9 C'est pour eux que je prie. Je ne prie pas pour le monde, mais pour ceux que tu m'as donnés, parce qu'ils sont à toi 10 — et tout ce qui est à moi est à toi, et ce qui est à toi est à moi — et je suis glorifié en eux. 11 Je ne suis plus dans le monde ; eux sont dans le monde, et moi je vais à toi. Père saint, garde-les en ton nom, (ce nom) que tu m'as donné, afin qu'ils soient un comme nous. 12 Lorsque j'étais avec eux, je gardais en ton nom ceux que tu m'as donnés. Je les ai préservés, et aucun d'eux ne s'est perdu, sinon le fils de perdition, afin que l'Écriture soit accomplie. 13 Et maintenant, je vais à toi, et je parle ainsi dans le monde, afin qu'ils aient en eux ma joie parfaite. 14 Je leur ai donné ta parole, et le monde les a haïs, parce qu'ils ne sont pas du monde, comme moi, je ne suis pas du monde. 15 Je ne te prie pas de les ôter du monde, mais de les garder du Malin. 16 Ils ne sont pas du monde, comme moi, je ne suis pas du monde. 17 Sanctifie-les par la vérité : ta parole est la vérité.

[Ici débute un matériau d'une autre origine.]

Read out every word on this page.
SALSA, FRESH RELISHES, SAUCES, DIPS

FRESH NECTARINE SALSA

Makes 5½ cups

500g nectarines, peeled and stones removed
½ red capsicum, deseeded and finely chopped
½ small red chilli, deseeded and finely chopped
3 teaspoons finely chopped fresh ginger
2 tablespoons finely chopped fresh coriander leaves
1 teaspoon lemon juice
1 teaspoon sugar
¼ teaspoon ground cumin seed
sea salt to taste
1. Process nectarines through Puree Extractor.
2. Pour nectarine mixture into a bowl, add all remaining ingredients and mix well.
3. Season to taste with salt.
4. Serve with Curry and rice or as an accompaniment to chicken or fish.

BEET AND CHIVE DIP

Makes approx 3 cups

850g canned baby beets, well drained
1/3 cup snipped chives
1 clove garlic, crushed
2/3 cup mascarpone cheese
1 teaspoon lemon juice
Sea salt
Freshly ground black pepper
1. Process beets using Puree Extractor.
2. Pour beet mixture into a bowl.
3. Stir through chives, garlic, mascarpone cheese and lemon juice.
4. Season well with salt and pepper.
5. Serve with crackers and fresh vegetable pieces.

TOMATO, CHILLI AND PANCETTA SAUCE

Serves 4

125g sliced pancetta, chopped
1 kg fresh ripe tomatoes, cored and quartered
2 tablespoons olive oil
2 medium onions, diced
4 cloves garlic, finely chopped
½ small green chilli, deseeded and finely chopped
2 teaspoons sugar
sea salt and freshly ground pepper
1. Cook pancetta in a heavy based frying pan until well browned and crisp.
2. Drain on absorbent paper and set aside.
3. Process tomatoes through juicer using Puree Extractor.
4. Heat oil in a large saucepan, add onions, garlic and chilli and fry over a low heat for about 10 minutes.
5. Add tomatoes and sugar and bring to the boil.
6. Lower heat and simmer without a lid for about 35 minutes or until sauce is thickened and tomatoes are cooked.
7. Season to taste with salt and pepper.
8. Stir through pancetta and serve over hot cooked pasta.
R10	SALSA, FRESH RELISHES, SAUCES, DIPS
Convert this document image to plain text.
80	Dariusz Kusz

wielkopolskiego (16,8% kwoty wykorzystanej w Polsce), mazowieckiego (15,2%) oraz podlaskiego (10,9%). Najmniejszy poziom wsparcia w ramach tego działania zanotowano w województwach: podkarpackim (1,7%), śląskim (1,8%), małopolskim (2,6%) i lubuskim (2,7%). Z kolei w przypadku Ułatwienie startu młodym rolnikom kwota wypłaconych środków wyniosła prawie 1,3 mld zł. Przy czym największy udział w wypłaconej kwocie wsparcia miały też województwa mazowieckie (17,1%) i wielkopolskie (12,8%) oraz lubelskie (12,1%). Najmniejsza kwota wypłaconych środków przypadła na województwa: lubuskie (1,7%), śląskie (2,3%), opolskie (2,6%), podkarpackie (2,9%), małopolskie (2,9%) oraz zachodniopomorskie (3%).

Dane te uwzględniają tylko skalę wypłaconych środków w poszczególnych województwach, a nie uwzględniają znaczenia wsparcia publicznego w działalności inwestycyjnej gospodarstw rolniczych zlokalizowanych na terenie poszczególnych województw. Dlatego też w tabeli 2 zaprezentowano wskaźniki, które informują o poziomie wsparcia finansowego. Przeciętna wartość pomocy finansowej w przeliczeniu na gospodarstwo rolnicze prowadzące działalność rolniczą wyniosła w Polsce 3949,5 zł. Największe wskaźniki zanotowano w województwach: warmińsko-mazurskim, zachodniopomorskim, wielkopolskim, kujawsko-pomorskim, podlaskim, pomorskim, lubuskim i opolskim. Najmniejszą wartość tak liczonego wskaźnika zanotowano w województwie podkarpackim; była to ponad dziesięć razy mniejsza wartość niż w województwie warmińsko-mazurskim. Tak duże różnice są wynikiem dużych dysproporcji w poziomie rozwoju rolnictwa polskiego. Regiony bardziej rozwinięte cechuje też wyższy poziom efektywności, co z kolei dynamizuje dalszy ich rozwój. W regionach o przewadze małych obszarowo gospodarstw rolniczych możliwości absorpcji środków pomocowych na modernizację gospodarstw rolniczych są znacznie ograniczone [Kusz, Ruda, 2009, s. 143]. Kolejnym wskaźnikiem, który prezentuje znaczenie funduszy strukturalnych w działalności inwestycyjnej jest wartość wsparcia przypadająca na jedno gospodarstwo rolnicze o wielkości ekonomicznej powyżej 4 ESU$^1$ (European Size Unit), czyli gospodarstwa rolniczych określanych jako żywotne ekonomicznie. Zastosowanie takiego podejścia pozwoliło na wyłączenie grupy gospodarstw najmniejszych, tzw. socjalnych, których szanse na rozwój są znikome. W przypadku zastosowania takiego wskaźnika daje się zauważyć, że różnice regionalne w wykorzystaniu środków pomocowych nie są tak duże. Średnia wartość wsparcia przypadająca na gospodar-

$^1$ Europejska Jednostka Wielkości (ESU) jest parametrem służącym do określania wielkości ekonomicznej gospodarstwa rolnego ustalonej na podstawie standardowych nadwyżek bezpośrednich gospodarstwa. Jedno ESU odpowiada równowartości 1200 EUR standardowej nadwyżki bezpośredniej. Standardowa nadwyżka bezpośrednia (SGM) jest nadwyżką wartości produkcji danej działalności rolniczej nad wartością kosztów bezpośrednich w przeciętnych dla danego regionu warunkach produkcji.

18 Comme tu m'as envoyé dans le monde, moi aussi je les ai envoyés dans le monde. 19 Et moi, je me sanctifie moi-même pour eux, afin qu'eux aussi soient sanctifiés dans la vérité.
20 Ce n'est pas pour eux seulement que je prie, mais encore pour ceux qui croiront en moi par leur parole, 21 afin que tous soient un ; comme toi, Père, tu es en moi, et moi en toi, qu'eux aussi soient [un] en nous, afin que le monde croie que tu m'as envoyé. 22 Et moi, je leur ai donné la gloire que tu m'as donnée, afin qu'ils soient un comme nous sommes un 23 — moi en eux, et toi en moi —, afin qu'ils soient parfaitement un, et que le monde connaisse que tu m'as envoyé et que tu les as aimés, comme tu m'as aimé. 24 Père, je veux que là où je suis, ceux que tu m'as donnés soient aussi avec moi, afin qu'ils contemplent ma gloire, celle que tu m'as donnée, parce que tu m'as aimé avant la fondation du monde. 25 Père juste, le monde ne t'a pas connu ; mais moi, je t'ai connu, et ceux-ci ont connu que tu m'as envoyé. 26 Je leur ai fait connaître ton nom, et je le leur ferai connaître, afin que l'amour dont tu m'as aimé soit en eux, et que moi, je sois en eux. 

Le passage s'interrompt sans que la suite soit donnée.